The president especially underlined that he had been given a positive impression by the prime minister at a meeting on Jan. 16.
“I believe that on one side the ruling party and on one side the opposition, which are the legitimate legs of democracy, can resolve this matter through a constitutional amendment by coming together. I am still keeping this conviction of mine,” Gül said, while responding to reporters’ questions as he was leaving a mosque in Tarabya after performing Friday prayers.
In response to a question on whether he expected to see a result from his efforts to resolve the controversy over the restructuring of the Supreme Council of Judges and Prosecutors (HSYK) through a constitutional amendment, Gül said Jan. 16: “Efforts are underway, let’s see. Nice things will happen tomorrow too.”
Earlier this week, Gül took the initiative and held a series of meetings with both Prime Minister Recep Tayyip Erdoğan and opposition leaders in a bid to defuse the row over the judiciary stemming from a damaging corruption scandal.
“The draft in Parliament could be kept back and not sent to the floor of the General Assembly; it may be seen to not exist.
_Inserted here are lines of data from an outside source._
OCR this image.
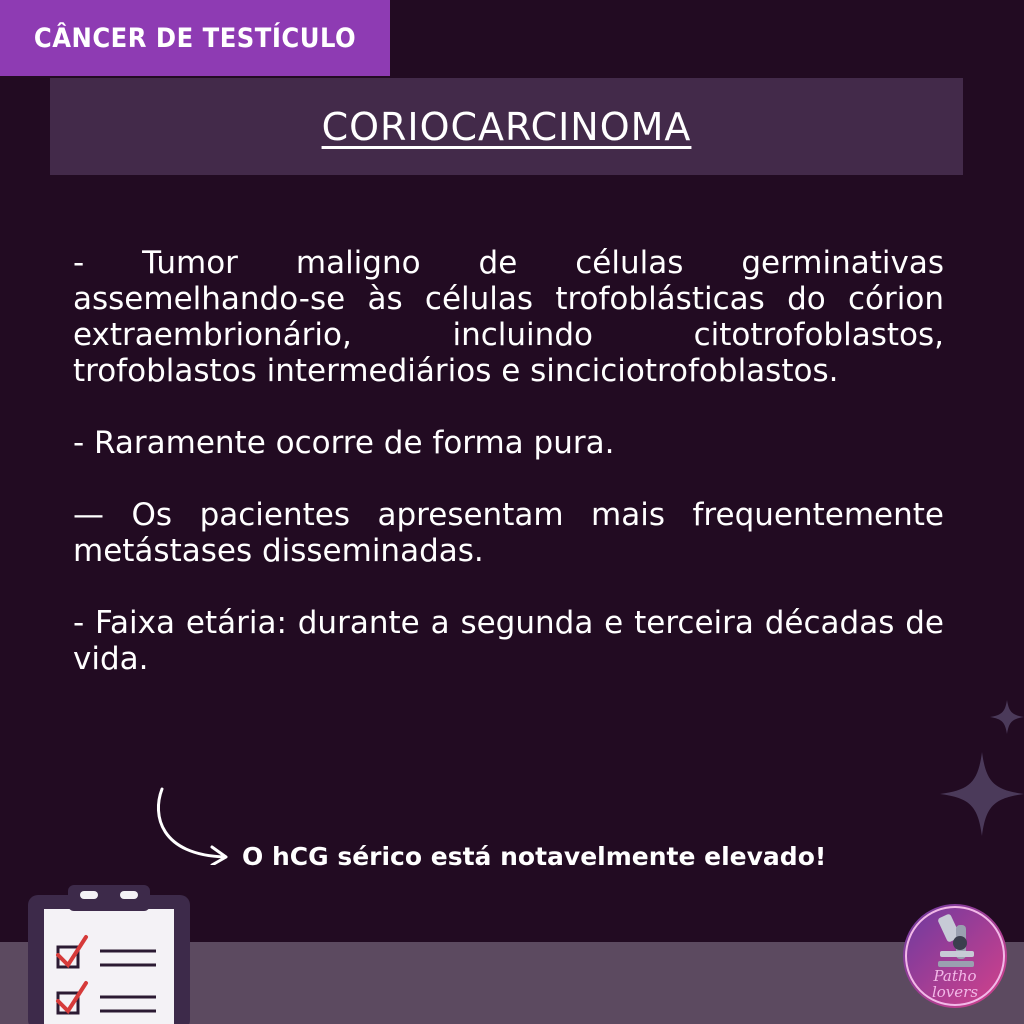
CÂNCER DE TESTÍCULO
CORIOCARCINOMA

- Tumor maligno de células germinativas assemelhando-se às células trofoblásticas do córion extraembrionário, incluindo citotrofoblastos, trofoblastos intermediários e sinciciotrofoblastos.

- Raramente ocorre de forma pura.

— Os pacientes apresentam mais frequentemente metástases disseminadas.

- Faixa etária: durante a segunda e terceira décadas de vida.

O hCG sérico está notavelmente elevado!
Patho
lovers
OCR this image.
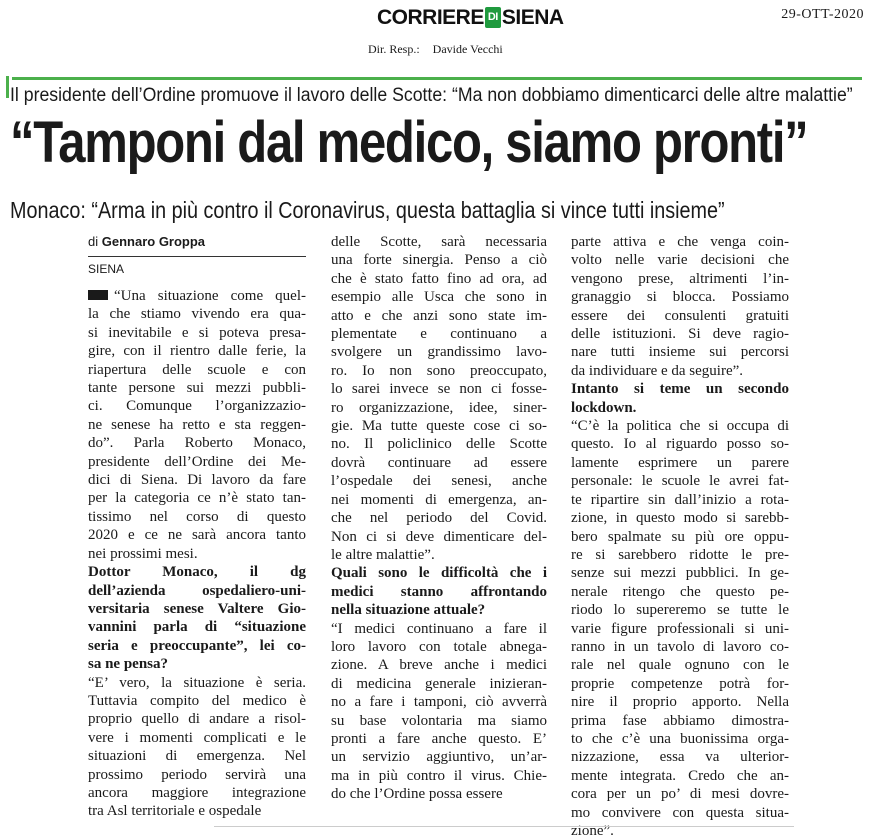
CORRIERE DI SIENA	29-OTT-2020
Dir. Resp.: Davide Vecchi
Il presidente dell’Ordine promuove il lavoro delle Scotte: “Ma non dobbiamo dimenticarci delle altre malattie”
“Tamponi dal medico, siamo pronti”
Monaco: “Arma in più contro il Coronavirus, questa battaglia si vince tutti insieme”
di Gennaro Groppa
SIENA

“Una situazione come quel-
la che stiamo vivendo era qua-
si inevitabile e si poteva presa-
gire, con il rientro dalle ferie, la
riapertura delle scuole e con
tante persone sui mezzi pubbli-
ci. Comunque l’organizzazio-
ne senese ha retto e sta reggen-
do”. Parla Roberto Monaco,
presidente dell’Ordine dei Me-
dici di Siena. Di lavoro da fare
per la categoria ce n’è stato tan-
tissimo nel corso di questo
2020 e ce ne sarà ancora tanto
nei prossimi mesi.

Dottor Monaco, il dg
dell’azienda ospedaliero-uni-
versitaria senese Valtere Gio-
vannini parla di “situazione
seria e preoccupante”, lei co-
sa ne pensa?

“E’ vero, la situazione è seria.
Tuttavia compito del medico è
proprio quello di andare a risol-
vere i momenti complicati e le
situazioni di emergenza. Nel
prossimo periodo servirà una
ancora maggiore integrazione
tra Asl territoriale e ospedale

delle Scotte, sarà necessaria
una forte sinergia. Penso a ciò
che è stato fatto fino ad ora, ad
esempio alle Usca che sono in
atto e che anzi sono state im-
plementate e continuano a
svolgere un grandissimo lavo-
ro. Io non sono preoccupato,
lo sarei invece se non ci fosse-
ro organizzazione, idee, siner-
gie. Ma tutte queste cose ci so-
no. Il policlinico delle Scotte
dovrà continuare ad essere
l’ospedale dei senesi, anche
nei momenti di emergenza, an-
che nel periodo del Covid.
Non ci si deve dimenticare del-
le altre malattie”.

Quali sono le difficoltà che i
medici stanno affrontando
nella situazione attuale?

“I medici continuano a fare il
loro lavoro con totale abnega-
zione. A breve anche i medici
di medicina generale inizieran-
no a fare i tamponi, ciò avverrà
su base volontaria ma siamo
pronti a fare anche questo. E’
un servizio aggiuntivo, un’ar-
ma in più contro il virus. Chie-
do che l’Ordine possa essere

parte attiva e che venga coin-
volto nelle varie decisioni che
vengono prese, altrimenti l’in-
granaggio si blocca. Possiamo
essere dei consulenti gratuiti
delle istituzioni. Si deve ragio-
nare tutti insieme sui percorsi
da individuare e da seguire”.

Intanto si teme un secondo
lockdown.

“C’è la politica che si occupa di
questo. Io al riguardo posso so-
lamente esprimere un parere
personale: le scuole le avrei fat-
te ripartire sin dall’inizio a rota-
zione, in questo modo si sarebb-
bero spalmate su più ore oppu-
re si sarebbero ridotte le pre-
senze sui mezzi pubblici. In ge-
nerale ritengo che questo pe-
riodo lo supereremo se tutte le
varie figure professionali si uni-
ranno in un tavolo di lavoro co-
rale nel quale ognuno con le
proprie competenze potrà for-
nire il proprio apporto. Nella
prima fase abbiamo dimostra-
to che c’è una buonissima orga-
nizzazione, essa va ulterior-
mente integrata. Credo che an-
cora per un po’ di mesi dovre-
mo convivere con questa situa-
zione”.
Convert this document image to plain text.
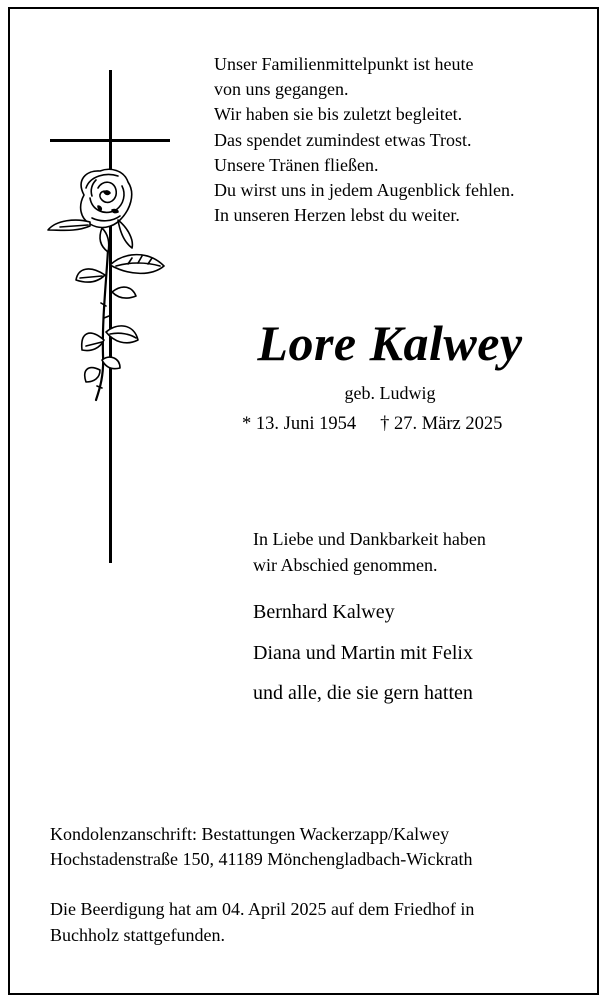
Unser Familienmittelpunkt ist heute
von uns gegangen.
Wir haben sie bis zuletzt begleitet.
Das spendet zumindest etwas Trost.
Unsere Tränen fließen.
Du wirst uns in jedem Augenblick fehlen.
In unseren Herzen lebst du weiter.
Lore Kalwey
geb. Ludwig
* 13. Juni 1954 † 27. März 2025
In Liebe und Dankbarkeit haben
wir Abschied genommen.
Bernhard Kalwey
Diana und Martin mit Felix
und alle, die sie gern hatten
Kondolenzanschrift: Bestattungen Wackerzapp/Kalwey
Hochstadenstraße 150, 41189 Mönchengladbach-Wickrath
Die Beerdigung hat am 04. April 2025 auf dem Friedhof in
Buchholz stattgefunden.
The government can take up a very strict position in regards to not bringing the draft to the General Assembly. Then, at least, three parties can come together and figure out if they can produce a constitutional amendment. When they gather, if they arrive at the conviction that they will not be able to do so, then everybody heads their own way,” he said.
Recalling how he was preserving his hope on the issue, Gül said: “I shared my views with Mr. Prime Minister too. Indeed, since I also got a positive response from him, I keep on hoping that nice things may happen.”
Parliament’s Justice Commission approved a ruling party-led set of amendments that will give the government significantly more control over the Supreme Council of Judges and Prosecutors (HSYK) on late Jan. 16.